GPT, Claude, Gemini, Grok… great services. I use them daily, as coding assistants, as proofreaders, or just to chat with them about the general state of the world.
But they all reside in the cloud. Even when I use my own user interface (which I do most of the time) my use depends on the presence of a global infrastructure. Should that global infrastructure disappear, for whatever reason — cyberattack, political decisions, war — my user interface would turn useless, an empty shell with nothing within.

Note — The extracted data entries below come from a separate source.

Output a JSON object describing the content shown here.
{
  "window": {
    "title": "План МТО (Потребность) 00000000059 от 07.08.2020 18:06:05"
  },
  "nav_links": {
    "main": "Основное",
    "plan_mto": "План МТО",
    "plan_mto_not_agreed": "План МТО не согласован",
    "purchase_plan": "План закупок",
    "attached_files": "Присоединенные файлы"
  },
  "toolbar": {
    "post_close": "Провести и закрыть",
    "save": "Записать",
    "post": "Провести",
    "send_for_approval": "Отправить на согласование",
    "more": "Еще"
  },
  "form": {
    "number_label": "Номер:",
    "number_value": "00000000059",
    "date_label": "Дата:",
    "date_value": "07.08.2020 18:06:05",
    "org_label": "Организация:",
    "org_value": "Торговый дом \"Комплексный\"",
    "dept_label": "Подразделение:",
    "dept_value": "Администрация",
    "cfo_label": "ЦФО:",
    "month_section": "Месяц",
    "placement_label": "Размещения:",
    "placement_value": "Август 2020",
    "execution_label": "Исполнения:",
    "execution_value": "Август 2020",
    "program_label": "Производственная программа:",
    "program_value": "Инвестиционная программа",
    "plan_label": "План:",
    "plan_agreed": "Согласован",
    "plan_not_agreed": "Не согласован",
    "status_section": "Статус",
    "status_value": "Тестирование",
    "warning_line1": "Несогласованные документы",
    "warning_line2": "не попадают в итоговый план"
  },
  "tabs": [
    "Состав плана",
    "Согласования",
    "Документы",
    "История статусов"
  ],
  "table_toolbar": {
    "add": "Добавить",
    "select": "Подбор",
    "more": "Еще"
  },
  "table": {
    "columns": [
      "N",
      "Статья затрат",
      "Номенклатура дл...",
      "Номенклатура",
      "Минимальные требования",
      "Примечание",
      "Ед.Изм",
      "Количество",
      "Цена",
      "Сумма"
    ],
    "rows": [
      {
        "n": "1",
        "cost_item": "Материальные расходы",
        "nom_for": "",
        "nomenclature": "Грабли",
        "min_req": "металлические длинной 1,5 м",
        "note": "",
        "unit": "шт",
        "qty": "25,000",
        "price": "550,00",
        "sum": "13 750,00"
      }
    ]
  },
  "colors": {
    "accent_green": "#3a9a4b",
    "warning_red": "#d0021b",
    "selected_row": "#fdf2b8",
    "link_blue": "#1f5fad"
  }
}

Well, at least that was the case until yesterday. As of today, I have an alternative.
Not a great alternative, to be sure. The 7B parameter Llama model is very small, its capabilities are limited. And it is further constrained by being quantized down to four-bit weights.
Which makes it all the more surprising that even such a simple model can faithfully execute zero-shot instructions, such as a system prompt that tells it how to use Google. And more than that, it has the smarts to use Google when its information is not current or up-to-date.
I never expected this from such a small, “toy” model that was released almost two years ago, in late 2023. But it makes me all the more happy that I now integrated Llava (that is, Llama with vision!) into my WISPL front-end.
Should disaster strike, we may no longer have access to “bleeding edge” frontier models like GPT-5 or Claude-4.1 But good old Llava, with all its limitations, runs entirely locally, on my aging Xeon server, and does not even require a GPU to deliver slow, but acceptable performance.
I won’t be using Llava daily, to be sure. But it’s there… consider it insurance.